A team of researchers from Yale-NUS College have developed new computer vision and deep learning approaches to extract more precise data from low-level vision in videos caused by environmental factors such as rain and snow. nighttime conditions. They also improved the accuracy of estimating 3D human pose in videos.
Computer vision technology, which is used in applications such as automatic surveillance systems, autonomous vehicles, and health and social distancing tools, is often affected by environmental factors, which can cause problems with data extracted.
The new research was presented at the 2021 Computer Vision and Pattern Recognition (CVPR) Conference.
Environmental impact on images
Conditions such as low light and human-made lighting effects like glare, glow, and spotlights affect nighttime images. Rain images are also affected by rain streaks or rain accumulation.
Yale-NUS College associate science professor Robby Tan led the research team.

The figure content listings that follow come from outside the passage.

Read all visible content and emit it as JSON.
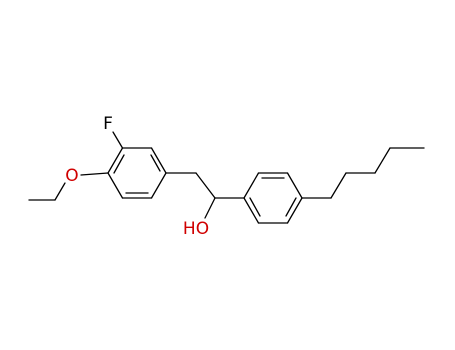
{
  "labels": [
    "F",
    "O",
    "HO"
  ]
}
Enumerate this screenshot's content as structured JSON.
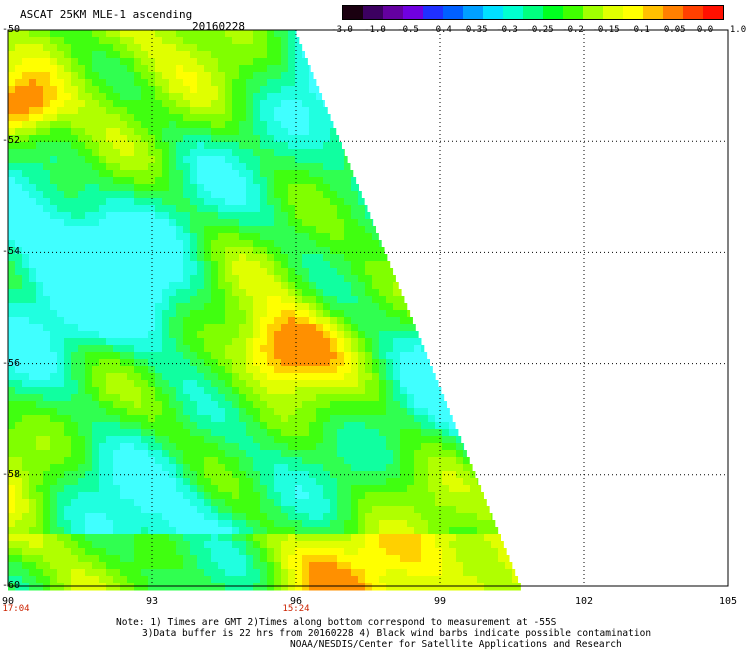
{
  "header": {
    "title": "ASCAT 25KM MLE-1 ascending",
    "date": "20160228"
  },
  "colorbar": {
    "labels": [
      "-3.0",
      "-1.0",
      "-0.5",
      "-0.4",
      "-0.35",
      "-0.3",
      "-0.25",
      "-0.2",
      "-0.15",
      "-0.1",
      "-0.05",
      "0.0",
      "1.0"
    ],
    "colors": [
      "#1a0010",
      "#3c0060",
      "#6400a0",
      "#7000e0",
      "#2030ff",
      "#0060ff",
      "#00a0ff",
      "#00e0ff",
      "#00ffd0",
      "#00ff80",
      "#00ff20",
      "#40ff00",
      "#a0ff00",
      "#e0ff00",
      "#ffff00",
      "#ffc000",
      "#ff8000",
      "#ff4000",
      "#ff1000"
    ]
  },
  "map": {
    "lon_range": [
      90,
      105
    ],
    "lat_range": [
      -60,
      -50
    ],
    "lon_ticks": [
      "90",
      "93",
      "96",
      "99",
      "102",
      "105"
    ],
    "lat_ticks": [
      "-50",
      "-52",
      "-54",
      "-56",
      "-58",
      "-60"
    ],
    "time_labels": [
      {
        "lon": 90,
        "text": "17:04"
      },
      {
        "lon": 96,
        "text": "15:24"
      }
    ]
  },
  "notes": {
    "line1": "Note: 1) Times are GMT 2)Times along bottom correspond to measurement at -55S",
    "line2": "3)Data buffer is 22 hrs from 20160228 4) Black wind barbs indicate possible contamination",
    "line3": "NOAA/NESDIS/Center for Satellite Applications and Research"
  }
}
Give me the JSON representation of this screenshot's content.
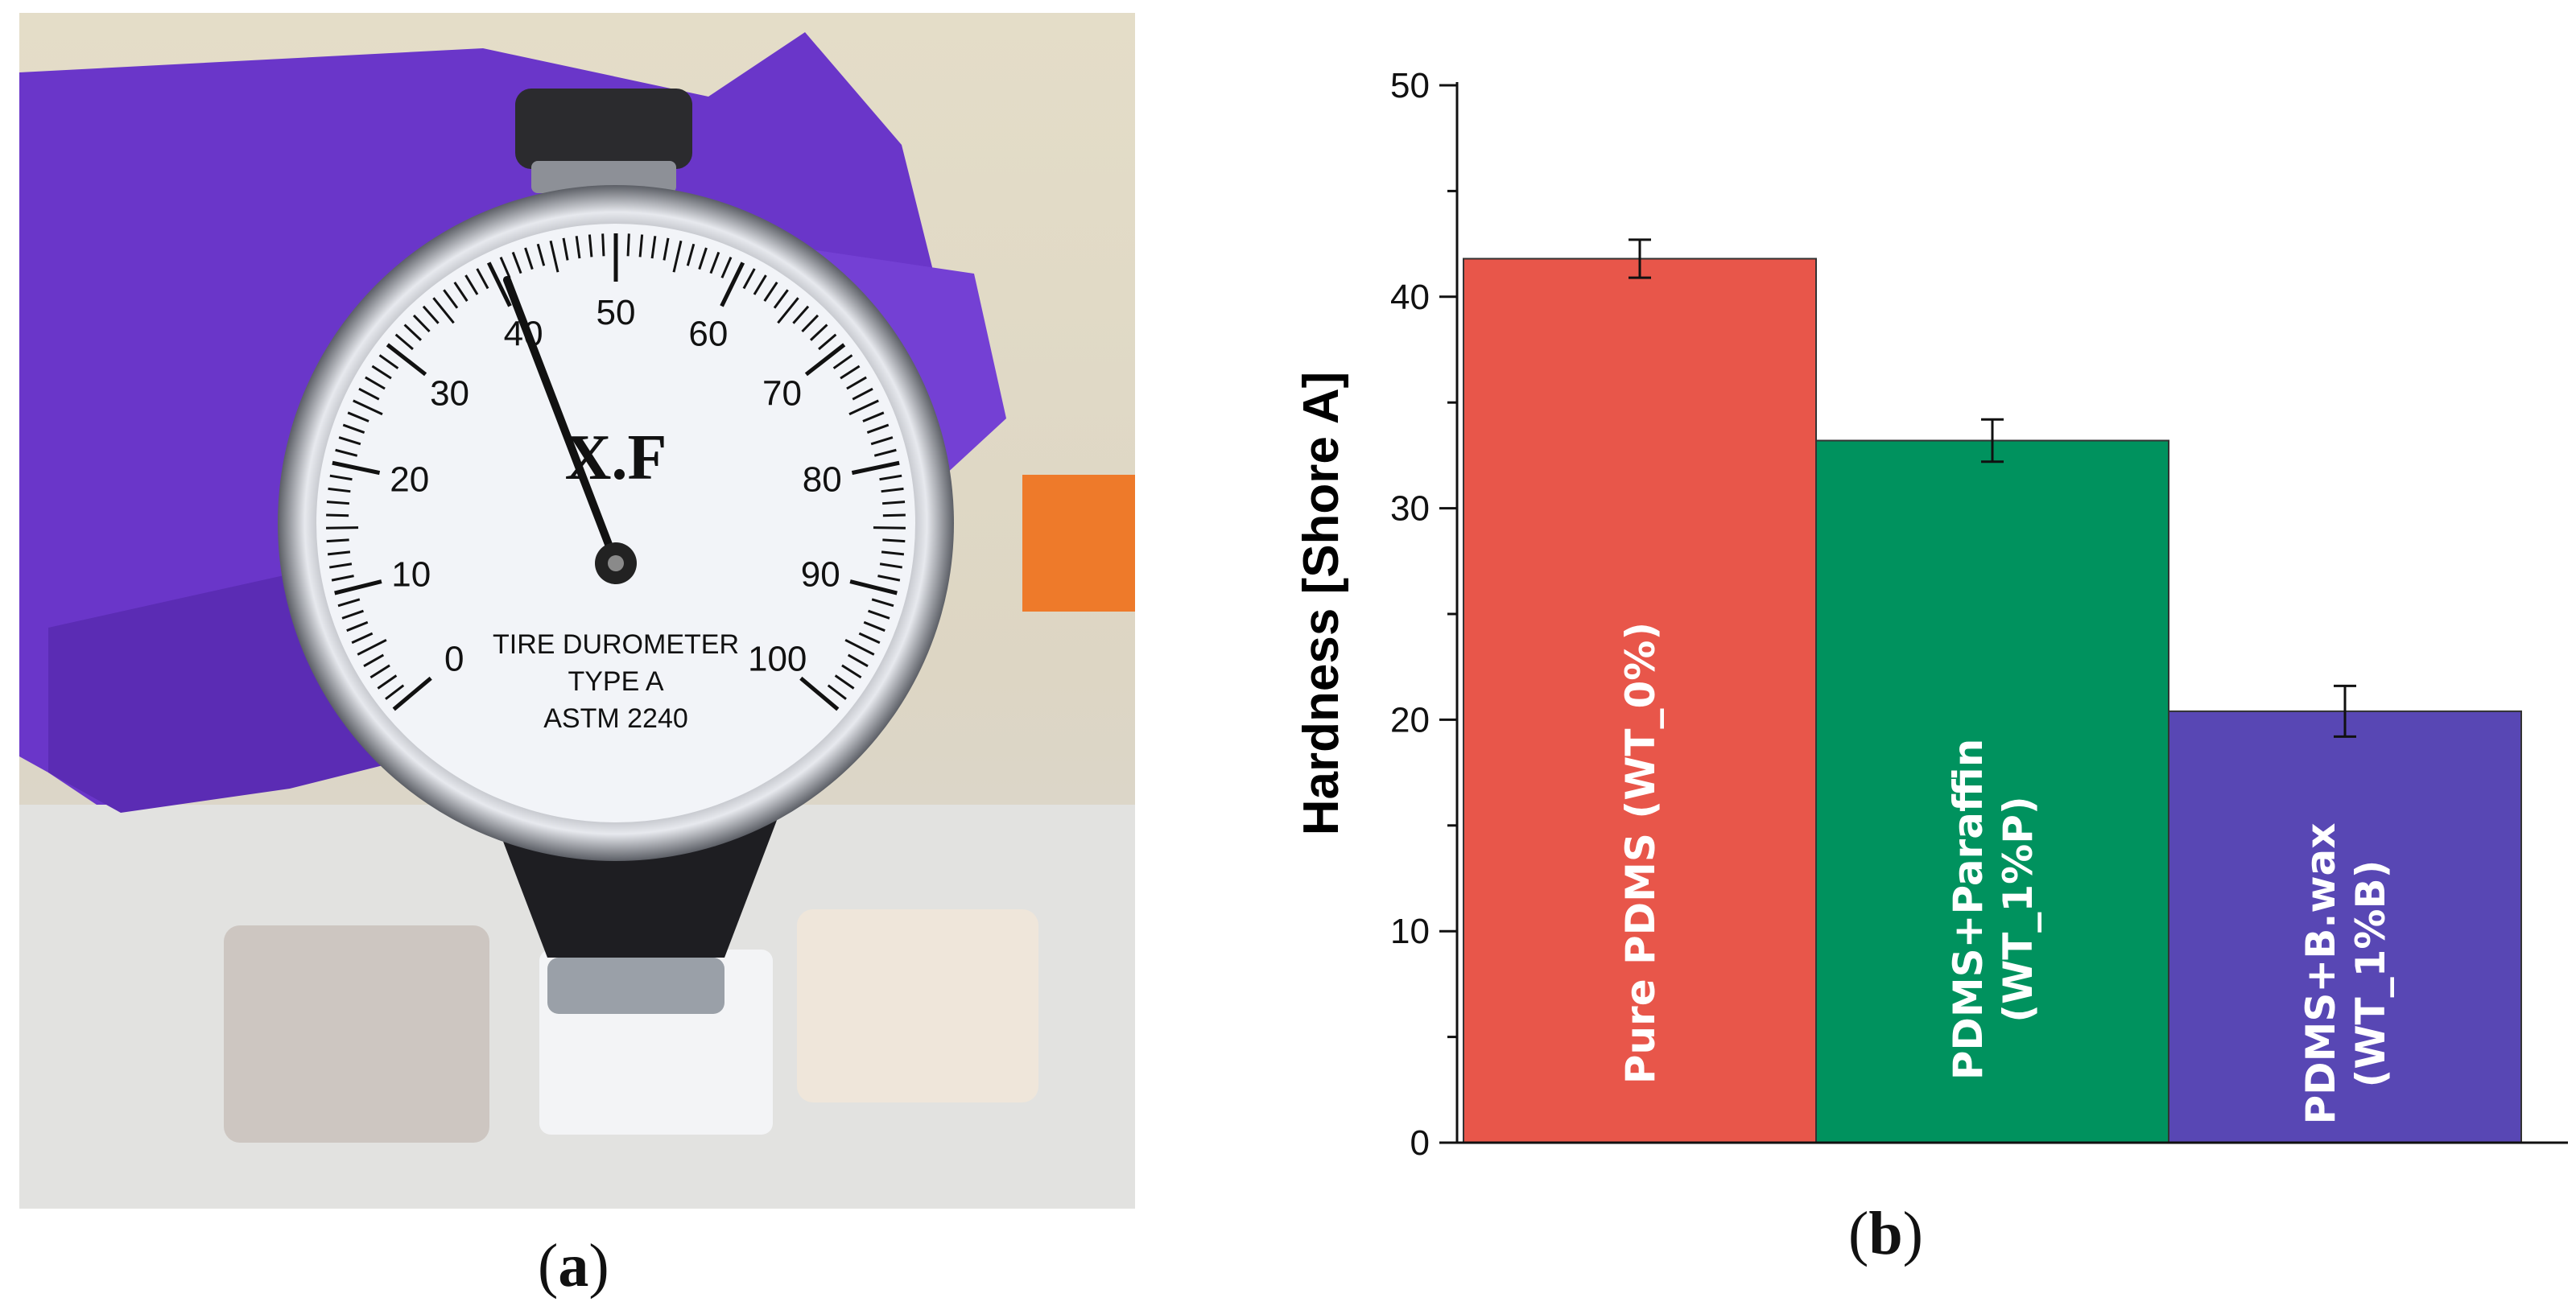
{
  "panels": {
    "a_label": "a",
    "b_label": "b"
  },
  "photo": {
    "dial_brand": "X.F",
    "dial_line1": "TIRE DUROMETER",
    "dial_line2": "TYPE  A",
    "dial_line3": "ASTM 2240",
    "dial_numbers": [
      "0",
      "10",
      "20",
      "30",
      "40",
      "50",
      "60",
      "70",
      "80",
      "90",
      "100"
    ],
    "needle_value": 41,
    "colors": {
      "glove": "#6a36c9",
      "dial_face": "#f2f4f8",
      "bezel": "#b9bcc2"
    }
  },
  "chart_data": {
    "type": "bar",
    "categories": [
      "Pure PDMS (WT_0%)",
      "PDMS+Paraffin (WT_1%P)",
      "PDMS+B.wax (WT_1%B)"
    ],
    "category_lines": [
      [
        "Pure PDMS (WT_0%)"
      ],
      [
        "PDMS+Paraffin",
        "(WT_1%P)"
      ],
      [
        "PDMS+B.wax",
        "(WT_1%B)"
      ]
    ],
    "values": [
      41.8,
      33.2,
      20.4
    ],
    "errors": [
      0.9,
      1.0,
      1.2
    ],
    "colors": [
      "#e8564a",
      "#00925e",
      "#5847b4"
    ],
    "ylabel": "Hardness [Shore A]",
    "ylim": [
      0,
      50
    ],
    "yticks": [
      "0",
      "10",
      "20",
      "30",
      "40",
      "50"
    ],
    "grid": false
  }
}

“Many computer vision systems, like automatic surveillance and self-driving cars, rely on clear visibility of input video to function well. For example, self-driving cars cannot perform robustly in heavy rain, and automatic CCTV surveillance systems often fail at night, especially if the scenes are dark or there is strong glare or spotlights, ” said Assoc. Professor Tan.

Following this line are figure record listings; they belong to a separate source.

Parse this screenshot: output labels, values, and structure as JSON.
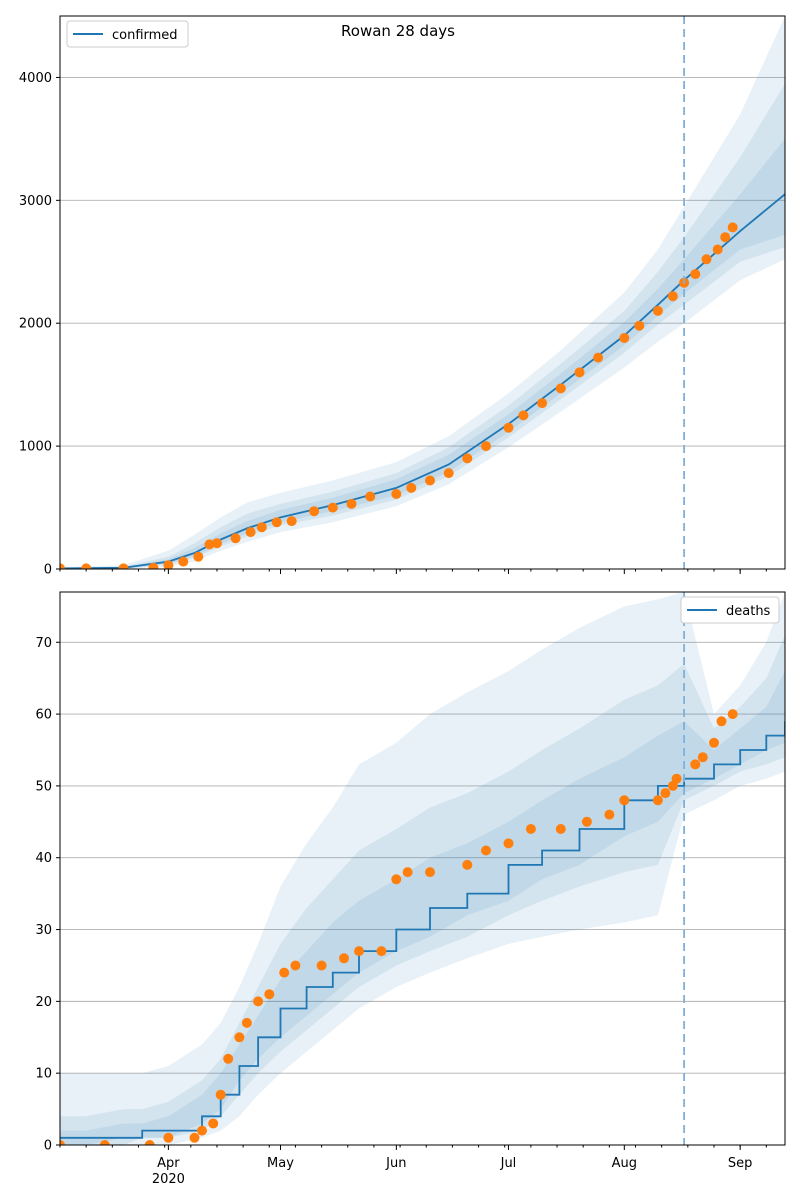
{
  "title": "Rowan 28 days",
  "colors": {
    "model": "#1f77b4",
    "observed": "#ff7f0e",
    "band": "#1f77b4",
    "grid": "#b0b0b0",
    "forecast_line": "#7fb0d8"
  },
  "x_axis": {
    "start_date": "2020-03-03",
    "end_date": "2020-09-13",
    "forecast_start": "2020-08-17",
    "month_labels": [
      {
        "date": "2020-04-01",
        "label": "Apr",
        "sub": "2020"
      },
      {
        "date": "2020-05-01",
        "label": "May",
        "sub": ""
      },
      {
        "date": "2020-06-01",
        "label": "Jun",
        "sub": ""
      },
      {
        "date": "2020-07-01",
        "label": "Jul",
        "sub": ""
      },
      {
        "date": "2020-08-01",
        "label": "Aug",
        "sub": ""
      },
      {
        "date": "2020-09-01",
        "label": "Sep",
        "sub": ""
      }
    ]
  },
  "chart_data": [
    {
      "type": "line",
      "series_name": "confirmed",
      "legend_position": "upper-left",
      "ylim": [
        0,
        4500
      ],
      "yticks": [
        0,
        1000,
        2000,
        3000,
        4000
      ],
      "grid": "y",
      "model_line": {
        "x": [
          "2020-03-03",
          "2020-03-20",
          "2020-04-01",
          "2020-04-08",
          "2020-04-15",
          "2020-04-22",
          "2020-05-01",
          "2020-05-15",
          "2020-06-01",
          "2020-06-15",
          "2020-07-01",
          "2020-07-15",
          "2020-08-01",
          "2020-08-10",
          "2020-08-17",
          "2020-09-01",
          "2020-09-13"
        ],
        "y": [
          5,
          10,
          60,
          130,
          240,
          330,
          420,
          520,
          660,
          850,
          1180,
          1500,
          1900,
          2150,
          2350,
          2750,
          3050
        ]
      },
      "bands": [
        {
          "lower": [
            0,
            0,
            20,
            60,
            150,
            220,
            300,
            380,
            510,
            690,
            990,
            1280,
            1640,
            1850,
            2000,
            2350,
            2520
          ],
          "upper": [
            15,
            30,
            150,
            280,
            420,
            540,
            620,
            720,
            870,
            1080,
            1430,
            1780,
            2250,
            2600,
            2950,
            3700,
            4500
          ]
        },
        {
          "lower": [
            2,
            3,
            35,
            90,
            185,
            265,
            355,
            435,
            565,
            755,
            1070,
            1380,
            1760,
            1990,
            2150,
            2500,
            2620
          ],
          "upper": [
            10,
            20,
            100,
            210,
            340,
            450,
            530,
            630,
            780,
            990,
            1330,
            1670,
            2100,
            2420,
            2700,
            3350,
            3950
          ]
        },
        {
          "lower": [
            3,
            6,
            45,
            105,
            205,
            290,
            380,
            470,
            600,
            790,
            1115,
            1430,
            1820,
            2060,
            2240,
            2600,
            2720
          ],
          "upper": [
            8,
            15,
            80,
            170,
            290,
            390,
            480,
            580,
            730,
            930,
            1260,
            1590,
            2010,
            2280,
            2520,
            3050,
            3500
          ]
        }
      ],
      "observed": {
        "x": [
          "2020-03-03",
          "2020-03-10",
          "2020-03-20",
          "2020-03-28",
          "2020-04-01",
          "2020-04-05",
          "2020-04-09",
          "2020-04-12",
          "2020-04-14",
          "2020-04-19",
          "2020-04-23",
          "2020-04-26",
          "2020-04-30",
          "2020-05-04",
          "2020-05-10",
          "2020-05-15",
          "2020-05-20",
          "2020-05-25",
          "2020-06-01",
          "2020-06-05",
          "2020-06-10",
          "2020-06-15",
          "2020-06-20",
          "2020-06-25",
          "2020-07-01",
          "2020-07-05",
          "2020-07-10",
          "2020-07-15",
          "2020-07-20",
          "2020-07-25",
          "2020-08-01",
          "2020-08-05",
          "2020-08-10",
          "2020-08-14",
          "2020-08-17",
          "2020-08-20",
          "2020-08-23",
          "2020-08-26",
          "2020-08-28",
          "2020-08-30"
        ],
        "y": [
          5,
          5,
          5,
          10,
          30,
          60,
          100,
          200,
          210,
          250,
          300,
          340,
          380,
          390,
          470,
          500,
          530,
          590,
          610,
          660,
          720,
          780,
          900,
          1000,
          1150,
          1250,
          1350,
          1470,
          1600,
          1720,
          1880,
          1980,
          2100,
          2220,
          2330,
          2400,
          2520,
          2600,
          2700,
          2780
        ]
      }
    },
    {
      "type": "line",
      "series_name": "deaths",
      "legend_position": "upper-right",
      "ylim": [
        0,
        77
      ],
      "yticks": [
        0,
        10,
        20,
        30,
        40,
        50,
        60,
        70
      ],
      "grid": "y",
      "model_line": {
        "x": [
          "2020-03-03",
          "2020-03-10",
          "2020-03-20",
          "2020-03-25",
          "2020-04-01",
          "2020-04-10",
          "2020-04-15",
          "2020-04-20",
          "2020-04-25",
          "2020-05-01",
          "2020-05-08",
          "2020-05-15",
          "2020-05-22",
          "2020-06-01",
          "2020-06-10",
          "2020-06-20",
          "2020-07-01",
          "2020-07-10",
          "2020-07-20",
          "2020-08-01",
          "2020-08-10",
          "2020-08-17",
          "2020-08-25",
          "2020-09-01",
          "2020-09-08",
          "2020-09-13"
        ],
        "y": [
          1,
          1,
          1,
          2,
          2,
          4,
          7,
          11,
          15,
          19,
          22,
          24,
          27,
          30,
          33,
          35,
          39,
          41,
          44,
          48,
          50,
          51,
          53,
          55,
          57,
          59
        ]
      },
      "bands": [
        {
          "lower": [
            0,
            0,
            0,
            0,
            0,
            1,
            2,
            4,
            7,
            10,
            13,
            16,
            19,
            22,
            24,
            26,
            28,
            29,
            30,
            31,
            32,
            46,
            48,
            50,
            51,
            52
          ],
          "upper": [
            10,
            10,
            10,
            10,
            11,
            14,
            17,
            22,
            28,
            36,
            42,
            47,
            53,
            56,
            60,
            63,
            66,
            69,
            72,
            75,
            76,
            77,
            60,
            64,
            70,
            77
          ]
        },
        {
          "lower": [
            0,
            0,
            0,
            1,
            1,
            2,
            4,
            7,
            10,
            13,
            16,
            19,
            22,
            25,
            27,
            29,
            32,
            34,
            36,
            38,
            39,
            48,
            50,
            52,
            53,
            54
          ],
          "upper": [
            4,
            4,
            5,
            5,
            6,
            9,
            12,
            17,
            22,
            28,
            33,
            37,
            41,
            44,
            47,
            49,
            52,
            55,
            58,
            62,
            64,
            67,
            58,
            61,
            65,
            71
          ]
        },
        {
          "lower": [
            0,
            0,
            1,
            1,
            1,
            3,
            5,
            9,
            12,
            15,
            18,
            21,
            24,
            27,
            29,
            32,
            34,
            37,
            39,
            43,
            45,
            49,
            51,
            53,
            55,
            56
          ],
          "upper": [
            2,
            2,
            3,
            3,
            4,
            7,
            10,
            14,
            18,
            23,
            27,
            31,
            34,
            37,
            40,
            42,
            45,
            48,
            51,
            54,
            57,
            59,
            55,
            58,
            61,
            66
          ]
        }
      ],
      "observed": {
        "x": [
          "2020-03-03",
          "2020-03-15",
          "2020-03-27",
          "2020-04-01",
          "2020-04-08",
          "2020-04-10",
          "2020-04-13",
          "2020-04-15",
          "2020-04-17",
          "2020-04-20",
          "2020-04-22",
          "2020-04-25",
          "2020-04-28",
          "2020-05-02",
          "2020-05-05",
          "2020-05-12",
          "2020-05-18",
          "2020-05-22",
          "2020-05-28",
          "2020-06-01",
          "2020-06-04",
          "2020-06-10",
          "2020-06-20",
          "2020-06-25",
          "2020-07-01",
          "2020-07-07",
          "2020-07-15",
          "2020-07-22",
          "2020-07-28",
          "2020-08-01",
          "2020-08-10",
          "2020-08-12",
          "2020-08-14",
          "2020-08-15",
          "2020-08-20",
          "2020-08-22",
          "2020-08-25",
          "2020-08-27",
          "2020-08-30"
        ],
        "y": [
          0,
          0,
          0,
          1,
          1,
          2,
          3,
          7,
          12,
          15,
          17,
          20,
          21,
          24,
          25,
          25,
          26,
          27,
          27,
          37,
          38,
          38,
          39,
          41,
          42,
          44,
          44,
          45,
          46,
          48,
          48,
          49,
          50,
          51,
          53,
          54,
          56,
          59,
          60
        ]
      }
    }
  ]
}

The team relied on two separate studies that introduced deep learning algorithms to improve the quality of night and rain videos.
The first study focused on increasing brightness while simultaneously removing the effects of noise and light, such as glare, glare, and spotlights to create clear nighttime images. The new technique aims to improve the clarity of nighttime images and videos in the event of unavoidable glare, which existing methods have yet to do.
In countries where heavy rains are common, rain accumulation has a negative impact on visibility in videos. The second study aimed to solve the problem by introducing a method that uses frame alignment, which allows better visual information without being affected by rain trails, which often appear randomly in different frames. The team used a moving camera to use the depth estimate, which removed the rain haze effect. While existing methods revolve around removing rain streaks, newer methods can simultaneously remove rain streak and the rain haze effect.
3D human pose estimation
Along with the new techniques, the team also presented their research on estimating human pose in 3D, which can be used in video surveillance, video games and sports broadcasting.
3D multi-person pose estimation from monocular video, or video taken from a single camera, has been the subject of increasing research in recent years. Unlike videos from multiple cameras, monocular videos are more flexible and can be taken with a single camera, such as a cell phone.
However, high activity like multiple individuals in the same scene affects the accuracy of human detection. This is especially true when individuals closely interact or overlap in monocular video.
The team’s third study estimated human pose in 3D from video by combining two existing methods, which were top-down and bottom-up approaches. The new method produces a more reliable pose estimate in multi-person environments compared to the other two, and is better equipped to manage distance between individuals.
“In the next step of our 3D Human Pose Estimation research, which is supported by the National Research Foundation, we will examine how to protect the privacy information of videos. For methods of improving visibility, we strive to contribute to advancements in the field of computer vision, as they are essential for many applications that can affect our daily life, such as making self-driving cars perform better. in adverse weather conditions, ”said Assoc. Professor Tan.